Le scrutin dans ce petit pays andin est déterminant pour la gauche latino-américaine, affaiblie par les virages conservateurs de l'Argentine, du Brésil et du Pérou.
Le charismatique mais controversé Rafael Correa, qui ne se représentait pas après dix ans au pouvoir, va laisser un pays modernisé et aux inégalités sociales réduites, mais polarisé et en proie à la crise économique.
Son ancien vice-président Lenin Moreno, candidat d'Alliance Pays (AP), a recueilli 39,11% des voix dimanche face à l'ex-banquier Guillermo Lasso, du mouvement conservateur Créant des opportunités (Creo), crédité de 28,30%, selon des résultats portant sur 88,3% des suffrages exprimés et publiés lundi à 10H00 (15H00 GMT) sur le site du Conseil national électoral (CNE).
Pour l'emporter au premier tour, le candidat d'AP doit totaliser au moins 40% des voix, avec dix points d'avance sur le leader de l'opposition de droite.
Un éventuel second tour apparaît risqué pour M. Moreno. Son adversaire peut bénéficier du report des voix d'autres candidats : l'ex-députée de droite Cynthia Viteri, arrivée en troisième position, avec 16,33% selon les derniers résultats partiels, a déjà appelé à voter pour M. Lasso.
"Ici, ce qui est en jeu, c'est l'avenir de l'Equateur", a déclaré lundi matin M. Moreno à la chaîne Telesur. Mais "j'aime les défis forts, les grands enjeux et je vais réussir", a assuré le candidat d'AP, qui aura 64 ans en mars et se déplace en fauteuil roulant car devenu paraplégique à la suite d'une agression à main armée en 1998.
Le sort d'Assange
"Nous avons déjà les 10 points de différence avec Lasso et cela continue à augmenter", a tweeté Rafael Correa, chantre d'un "Socialisme du XXIe siècle", héritier du leadership latino-américain du défunt président vénézuélien Hugo Chavez et pourfendeur des Etats-Unis.

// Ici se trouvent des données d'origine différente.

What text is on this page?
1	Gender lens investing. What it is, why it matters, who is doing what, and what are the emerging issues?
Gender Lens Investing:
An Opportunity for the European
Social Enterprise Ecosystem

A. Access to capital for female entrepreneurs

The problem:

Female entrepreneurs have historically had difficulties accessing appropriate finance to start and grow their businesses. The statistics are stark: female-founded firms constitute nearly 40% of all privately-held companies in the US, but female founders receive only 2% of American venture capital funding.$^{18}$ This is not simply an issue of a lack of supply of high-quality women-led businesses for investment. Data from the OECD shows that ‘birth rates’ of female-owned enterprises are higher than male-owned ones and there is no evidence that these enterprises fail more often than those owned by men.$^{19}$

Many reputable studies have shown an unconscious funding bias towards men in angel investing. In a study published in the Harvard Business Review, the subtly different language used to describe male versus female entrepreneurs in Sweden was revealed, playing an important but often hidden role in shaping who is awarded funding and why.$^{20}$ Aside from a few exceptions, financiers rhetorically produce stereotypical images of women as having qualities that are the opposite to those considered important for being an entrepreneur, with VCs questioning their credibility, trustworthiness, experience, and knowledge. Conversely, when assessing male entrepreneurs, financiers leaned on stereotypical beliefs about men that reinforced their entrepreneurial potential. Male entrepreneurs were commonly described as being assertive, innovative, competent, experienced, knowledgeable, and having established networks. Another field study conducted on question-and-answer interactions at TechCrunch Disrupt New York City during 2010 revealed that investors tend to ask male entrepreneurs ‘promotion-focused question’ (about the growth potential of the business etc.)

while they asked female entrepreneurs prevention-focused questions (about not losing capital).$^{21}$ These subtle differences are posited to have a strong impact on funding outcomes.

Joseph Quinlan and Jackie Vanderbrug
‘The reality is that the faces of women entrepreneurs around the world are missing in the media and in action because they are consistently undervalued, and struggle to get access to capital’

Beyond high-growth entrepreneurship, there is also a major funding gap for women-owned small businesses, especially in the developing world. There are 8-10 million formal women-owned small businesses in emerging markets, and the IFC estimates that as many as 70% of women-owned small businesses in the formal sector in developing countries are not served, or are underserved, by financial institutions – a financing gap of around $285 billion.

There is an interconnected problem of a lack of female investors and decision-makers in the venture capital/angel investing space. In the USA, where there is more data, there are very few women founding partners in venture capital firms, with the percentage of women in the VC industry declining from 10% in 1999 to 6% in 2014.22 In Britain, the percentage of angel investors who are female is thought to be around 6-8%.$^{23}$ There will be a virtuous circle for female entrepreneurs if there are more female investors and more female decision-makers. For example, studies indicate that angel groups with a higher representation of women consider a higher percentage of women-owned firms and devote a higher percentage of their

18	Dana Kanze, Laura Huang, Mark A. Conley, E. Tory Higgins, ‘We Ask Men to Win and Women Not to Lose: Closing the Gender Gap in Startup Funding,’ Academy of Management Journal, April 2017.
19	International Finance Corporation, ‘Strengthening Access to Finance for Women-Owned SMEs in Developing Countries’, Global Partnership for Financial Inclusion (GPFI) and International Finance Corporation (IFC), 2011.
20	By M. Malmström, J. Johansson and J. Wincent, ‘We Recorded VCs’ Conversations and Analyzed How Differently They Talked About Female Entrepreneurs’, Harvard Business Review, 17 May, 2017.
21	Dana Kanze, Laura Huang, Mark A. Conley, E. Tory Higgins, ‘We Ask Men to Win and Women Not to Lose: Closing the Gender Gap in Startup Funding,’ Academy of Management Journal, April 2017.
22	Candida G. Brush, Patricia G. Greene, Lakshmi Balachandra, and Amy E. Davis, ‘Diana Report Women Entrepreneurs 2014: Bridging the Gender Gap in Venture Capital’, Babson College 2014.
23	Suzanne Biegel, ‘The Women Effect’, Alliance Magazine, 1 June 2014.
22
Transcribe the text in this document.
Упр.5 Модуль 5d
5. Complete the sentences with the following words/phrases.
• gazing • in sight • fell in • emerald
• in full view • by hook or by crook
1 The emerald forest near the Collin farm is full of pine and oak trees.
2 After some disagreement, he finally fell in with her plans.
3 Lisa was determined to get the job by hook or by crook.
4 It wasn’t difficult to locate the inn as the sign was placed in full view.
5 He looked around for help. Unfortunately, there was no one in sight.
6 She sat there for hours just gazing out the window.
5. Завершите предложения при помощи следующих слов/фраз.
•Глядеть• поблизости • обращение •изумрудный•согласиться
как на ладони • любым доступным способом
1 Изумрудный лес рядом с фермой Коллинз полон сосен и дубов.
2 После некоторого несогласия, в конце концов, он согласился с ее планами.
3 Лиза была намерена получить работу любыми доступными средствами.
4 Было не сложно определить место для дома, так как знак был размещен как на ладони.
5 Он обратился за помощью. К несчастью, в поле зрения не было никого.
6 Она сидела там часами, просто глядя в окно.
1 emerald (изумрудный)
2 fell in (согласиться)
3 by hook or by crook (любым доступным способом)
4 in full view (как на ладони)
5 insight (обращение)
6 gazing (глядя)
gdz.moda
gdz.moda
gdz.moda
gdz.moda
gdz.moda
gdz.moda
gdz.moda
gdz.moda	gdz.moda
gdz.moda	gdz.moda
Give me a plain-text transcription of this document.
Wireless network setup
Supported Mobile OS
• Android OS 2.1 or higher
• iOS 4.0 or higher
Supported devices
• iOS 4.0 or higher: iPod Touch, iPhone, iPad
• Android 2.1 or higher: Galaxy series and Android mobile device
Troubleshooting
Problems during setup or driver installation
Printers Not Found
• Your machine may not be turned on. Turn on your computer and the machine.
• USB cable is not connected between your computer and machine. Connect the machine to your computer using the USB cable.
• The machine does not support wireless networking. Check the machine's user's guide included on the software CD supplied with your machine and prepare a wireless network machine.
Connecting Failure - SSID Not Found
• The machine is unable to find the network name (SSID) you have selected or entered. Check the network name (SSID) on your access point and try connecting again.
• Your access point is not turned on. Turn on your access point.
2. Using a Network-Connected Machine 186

Avec cette élection se joue aussi le sort de Julian Assange, fondateur de WikiLeaks réfugié depuis 2012 à l'ambassade équatorienne de Londres, sous le coup d'une demande d'extradition en Suède pour un viol présumé, qu'il nie.
Lenin Moreno n'entend pas lui retirer l'asile, mais Guillermo Lasso a assuré à l'AFP que, s'il était élu, il l'expulserait "dans les 30 jours".
Le président du CNE, Juan Pablo Pozo, a recommandé d'"attendre le dépouillement de 100%" des bulletins, prévu lundi, avant de confirmer un second tour, prévu le 2 avril. Le prochain président doit prendre ses fonctions le 24 mai.
M. Lasso, 61 ans, qui s'est dit sûr d'aller à un second tour, a déclaré lundi à la chaîne Teleamazonas qu'il ne se reposerait pas "jusqu'à obtenir la victoire du peuple équatorien qui veut le changement".
Exigeant des résultats transparents, des centaines de partisans étaient à nouveau rassemblés, comme la veille, devant le CNE, dont le président a cependant écarté toute fraude.
"On veut voler la volonté du peuple qui souhaite un changement", a affirmé à l'AFP Lyda Alzate, une sympathisante de M. Lasso.
Le poids de la crise
Quelque 12,8 millions d'électeurs devaient voter, sous peine d'amende, pour désigner le successeur de M. Correa parmi huit candidats, ainsi que le vice-président et 137 députés.
Les résultats encore très partiels des législatives ne permettaient pas de savoir si AP conservait sa majorité des deux-tiers à l'Assemblée, même si le parti figurait largement en tête.
"Le grand électeur a été la crise économique", a déclaré à l'AFP l'analyste Alberto Acosta-Burneo du consultant Spurrier, précisant que lors de ses réélections au premier tour en 2009 et 2013, M. "Correa a obtenu plus de 50% grâce à la manne" pétrolière de l'époque.
L'Equateur a vu depuis son économie dollarisée affectée par la chute du brut et la hausse du billet vert. Le gouvernement se voit reprocher d'avoir gaspillé les recettes du pétrole.
La crise mécontente les classes moyennes, lasses de la confrontation de M. Correa avec les milieux d'affaires et les médias, entre autres. De récentes révélations de cas de corruption ont encore assombri le panorama.